En este contexto, Alicja Kuźmycz, diseñadora e investigadora de la Universidad Torrens de Australia, ha desarrollado una sencilla fórmula matemática que permite realizar estos cálculos de manera más personalizada, tomando en cuenta el volumen real de prendas de cada persona.
Las matemáticas tienen la respuesta. Según la Unión Europea (UE), para compensar la huella de carbono, es necesario usar cada camisa y blusa 40 veces, y las camisetas 45 veces. En el caso de pantalones, vestidos, faldas y monos, la cifra asciende a 70 usos. Los cárdigans, jerséis y sudaderas deben superar los 85 usos, mientras que los abrigos y chaquetas requieren llegar a los 100 usos. Estos objetivos parecen alcanzables, pero se complican a medida que aumenta la cantidad de prendas que se poseen.
Para comprender el tiempo necesario para cumplir los objetivos de la Unión Europea, se puede realizar un cálculo simple: multiplicar el objetivo por el volumen de prendas y dividir el resultado entre la frecuencia de uso. Por ejemplo, en un estudio de Kuźmycz, los participantes tenían un promedio de 23 vestidos o prendas similares. Si el objetivo de la UE para estas prendas es 70 usos, y se asume que un vestido se utiliza una vez a la semana (lo que equivale a 52 usos al año), el cálculo sería: 23 (volumen) multiplicado por 70 (objetivo), dividido entre 52 (frecuencia). El resultado es 30,91 años. Este resultado se expresa en años porque se dividen usos entre usos por año. Se necesitarían aproximadamente 31 años para compensar la huella de carbono de la fabricación de esos 23 vestidos.
La vida cambia. Hace seis décadas, una persona poseía, en promedio, 40 prendas. Hoy en día, las encuestas indican que solemos tener alrededor de 199, de las cuales entre el 25% y el 50% permanecen sin usar en el armario. Por esta razón, la huella de carbono rara vez se compensa.
El origen del carbono.

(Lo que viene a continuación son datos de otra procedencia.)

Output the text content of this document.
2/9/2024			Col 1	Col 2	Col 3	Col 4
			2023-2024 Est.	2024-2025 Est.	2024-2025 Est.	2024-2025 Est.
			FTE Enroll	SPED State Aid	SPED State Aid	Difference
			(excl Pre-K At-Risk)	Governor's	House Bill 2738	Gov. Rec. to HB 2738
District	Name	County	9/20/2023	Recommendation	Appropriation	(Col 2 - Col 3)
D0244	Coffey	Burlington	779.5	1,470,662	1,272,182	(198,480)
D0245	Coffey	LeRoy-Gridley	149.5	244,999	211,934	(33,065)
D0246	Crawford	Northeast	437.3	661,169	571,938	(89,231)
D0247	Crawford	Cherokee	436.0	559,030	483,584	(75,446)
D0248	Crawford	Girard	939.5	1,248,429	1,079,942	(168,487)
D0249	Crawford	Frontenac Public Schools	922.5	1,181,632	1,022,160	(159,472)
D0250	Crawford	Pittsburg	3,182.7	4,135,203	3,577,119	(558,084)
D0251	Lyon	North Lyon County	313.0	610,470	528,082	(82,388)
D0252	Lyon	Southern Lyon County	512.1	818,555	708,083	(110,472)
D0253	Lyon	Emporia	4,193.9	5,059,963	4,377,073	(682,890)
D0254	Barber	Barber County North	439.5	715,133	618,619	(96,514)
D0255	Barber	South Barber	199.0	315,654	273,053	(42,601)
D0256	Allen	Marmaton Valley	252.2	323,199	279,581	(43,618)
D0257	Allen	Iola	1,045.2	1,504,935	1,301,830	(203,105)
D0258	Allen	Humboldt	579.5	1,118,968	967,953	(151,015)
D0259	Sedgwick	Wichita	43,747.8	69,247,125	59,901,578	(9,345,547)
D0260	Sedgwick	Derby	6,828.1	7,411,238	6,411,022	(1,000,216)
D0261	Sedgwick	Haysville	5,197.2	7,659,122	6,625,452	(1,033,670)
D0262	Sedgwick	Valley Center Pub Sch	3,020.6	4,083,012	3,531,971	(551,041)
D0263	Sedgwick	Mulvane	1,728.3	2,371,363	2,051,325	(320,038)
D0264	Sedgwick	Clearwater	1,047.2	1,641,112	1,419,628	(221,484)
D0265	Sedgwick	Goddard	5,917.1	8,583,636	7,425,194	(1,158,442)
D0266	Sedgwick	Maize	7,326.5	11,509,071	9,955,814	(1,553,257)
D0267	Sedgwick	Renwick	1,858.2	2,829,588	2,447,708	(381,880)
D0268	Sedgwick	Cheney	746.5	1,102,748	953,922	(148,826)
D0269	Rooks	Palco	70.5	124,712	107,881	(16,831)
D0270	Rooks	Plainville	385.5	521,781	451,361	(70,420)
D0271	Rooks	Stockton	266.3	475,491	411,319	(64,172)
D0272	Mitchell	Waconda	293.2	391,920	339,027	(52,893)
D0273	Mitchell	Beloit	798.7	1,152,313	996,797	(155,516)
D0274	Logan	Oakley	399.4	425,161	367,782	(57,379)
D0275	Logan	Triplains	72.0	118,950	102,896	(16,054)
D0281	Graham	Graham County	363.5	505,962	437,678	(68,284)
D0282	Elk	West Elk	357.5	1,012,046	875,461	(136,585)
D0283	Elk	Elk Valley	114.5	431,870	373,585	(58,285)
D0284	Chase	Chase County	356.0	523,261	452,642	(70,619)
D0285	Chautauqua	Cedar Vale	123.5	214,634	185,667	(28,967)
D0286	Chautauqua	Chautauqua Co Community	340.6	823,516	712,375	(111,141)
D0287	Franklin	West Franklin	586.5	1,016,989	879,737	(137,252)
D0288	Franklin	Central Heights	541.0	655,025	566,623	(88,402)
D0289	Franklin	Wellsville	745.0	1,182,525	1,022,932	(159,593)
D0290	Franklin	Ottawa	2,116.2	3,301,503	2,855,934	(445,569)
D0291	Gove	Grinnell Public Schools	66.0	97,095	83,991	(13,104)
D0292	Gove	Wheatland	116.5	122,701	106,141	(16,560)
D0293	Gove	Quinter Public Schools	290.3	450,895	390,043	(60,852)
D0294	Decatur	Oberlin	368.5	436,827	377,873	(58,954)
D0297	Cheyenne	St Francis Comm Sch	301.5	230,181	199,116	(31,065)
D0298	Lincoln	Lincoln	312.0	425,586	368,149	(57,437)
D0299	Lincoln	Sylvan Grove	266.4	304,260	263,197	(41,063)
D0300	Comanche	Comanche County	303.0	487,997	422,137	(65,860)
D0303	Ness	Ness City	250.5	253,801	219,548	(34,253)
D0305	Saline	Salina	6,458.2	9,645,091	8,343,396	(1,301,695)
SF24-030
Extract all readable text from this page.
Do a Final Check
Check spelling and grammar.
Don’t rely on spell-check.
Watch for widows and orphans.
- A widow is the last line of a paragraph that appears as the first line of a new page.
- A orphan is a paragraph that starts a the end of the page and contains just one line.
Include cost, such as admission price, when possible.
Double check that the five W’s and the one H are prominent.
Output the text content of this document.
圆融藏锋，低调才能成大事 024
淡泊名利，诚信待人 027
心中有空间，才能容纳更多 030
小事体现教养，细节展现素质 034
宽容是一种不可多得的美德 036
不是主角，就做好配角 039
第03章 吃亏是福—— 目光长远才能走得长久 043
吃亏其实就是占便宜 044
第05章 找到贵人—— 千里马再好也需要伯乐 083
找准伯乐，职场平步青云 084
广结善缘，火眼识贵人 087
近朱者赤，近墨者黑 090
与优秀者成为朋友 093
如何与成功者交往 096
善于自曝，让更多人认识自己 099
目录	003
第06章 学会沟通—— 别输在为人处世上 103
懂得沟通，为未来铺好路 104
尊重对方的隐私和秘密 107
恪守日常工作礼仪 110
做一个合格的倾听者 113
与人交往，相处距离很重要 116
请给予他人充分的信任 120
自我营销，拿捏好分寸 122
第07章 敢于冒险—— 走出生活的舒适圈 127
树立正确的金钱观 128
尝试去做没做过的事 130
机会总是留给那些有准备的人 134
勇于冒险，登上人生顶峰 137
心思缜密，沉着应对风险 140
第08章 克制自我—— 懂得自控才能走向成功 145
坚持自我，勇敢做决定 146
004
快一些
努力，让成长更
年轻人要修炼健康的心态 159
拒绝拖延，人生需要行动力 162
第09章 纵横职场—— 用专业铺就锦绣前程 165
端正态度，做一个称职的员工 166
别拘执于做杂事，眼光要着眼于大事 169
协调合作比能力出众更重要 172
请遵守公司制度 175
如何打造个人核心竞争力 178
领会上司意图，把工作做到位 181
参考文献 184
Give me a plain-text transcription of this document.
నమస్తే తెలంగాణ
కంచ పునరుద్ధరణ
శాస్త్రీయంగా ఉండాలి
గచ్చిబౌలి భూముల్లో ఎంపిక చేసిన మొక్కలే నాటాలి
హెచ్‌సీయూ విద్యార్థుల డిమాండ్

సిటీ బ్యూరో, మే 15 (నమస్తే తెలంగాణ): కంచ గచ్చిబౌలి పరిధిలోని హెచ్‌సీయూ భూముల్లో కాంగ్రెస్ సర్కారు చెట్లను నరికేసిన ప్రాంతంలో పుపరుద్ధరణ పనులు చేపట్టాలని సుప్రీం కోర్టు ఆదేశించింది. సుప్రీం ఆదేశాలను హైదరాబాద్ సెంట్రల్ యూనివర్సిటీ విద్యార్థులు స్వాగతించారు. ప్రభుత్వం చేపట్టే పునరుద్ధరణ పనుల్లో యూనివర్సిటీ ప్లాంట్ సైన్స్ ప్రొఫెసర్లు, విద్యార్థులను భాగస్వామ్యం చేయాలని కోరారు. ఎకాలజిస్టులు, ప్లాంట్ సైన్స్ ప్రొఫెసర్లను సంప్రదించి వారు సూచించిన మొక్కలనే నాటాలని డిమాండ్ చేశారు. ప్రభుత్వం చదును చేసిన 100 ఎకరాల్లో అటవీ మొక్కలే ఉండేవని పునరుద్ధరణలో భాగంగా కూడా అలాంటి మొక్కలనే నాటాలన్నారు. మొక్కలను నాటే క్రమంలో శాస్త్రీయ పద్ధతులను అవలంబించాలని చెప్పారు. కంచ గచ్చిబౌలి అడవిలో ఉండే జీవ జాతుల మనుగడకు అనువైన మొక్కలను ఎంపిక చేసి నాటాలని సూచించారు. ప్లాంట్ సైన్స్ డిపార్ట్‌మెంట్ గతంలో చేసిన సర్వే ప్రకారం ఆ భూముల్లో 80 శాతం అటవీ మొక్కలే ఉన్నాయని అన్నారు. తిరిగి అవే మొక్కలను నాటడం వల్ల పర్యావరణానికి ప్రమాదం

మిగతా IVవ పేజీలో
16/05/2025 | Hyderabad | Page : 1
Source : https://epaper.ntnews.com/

Las máquinas utilizadas en la confección de prendas, especialmente a nivel industrial, emiten grandes cantidades de dióxido de carbono. Asimismo, se consumen recursos y se emplean materiales cuya obtención también genera estas emisiones, desde el petróleo para fibras plásticas hasta las emisiones de la cría de ovejas para la lana. Aunque las emisiones varían y la lana es una opción más favorable, todo contribuye. Adicionalmente, el transporte de estas prendas hasta nuestros armarios también implica emisiones de carbono específicas. Todos estos factores fueron considerados por la Unión Europea para sus cálculos.
Donar no es suficiente. Según ha explicado Kuźmycz en un artículo para The Conversation, donar la ropa que ya no se utiliza a organizaciones benéficas no siempre es la mejor solución. Señala que estas instituciones a menudo se ven desbordadas y solo utilizan una pequeña fracción de la ropa recibida. El resto termina en vertederos o es enviado a otros países, lo que no resuelve el problema, sino que lo desplaza.
Cada caso es distinto. Dado que no todas las prendas son iguales, ni se adquieren o utilizan de la misma manera por todas las personas, Kuźmycz tiene la intención de desarrollar una calculadora interactiva que ayude a cada individuo a mantener un armario ideal desde una perspectiva medioambiental. Esta herramienta permitiría saber la cantidad necesaria de cada tipo de prenda para evitar el exceso y la acumulación. Con esta información, las personas podrían permitirse caprichos, pero con la conciencia de las consecuencias que ello implica, lo que quizás les ayude a encontrar un equilibrio.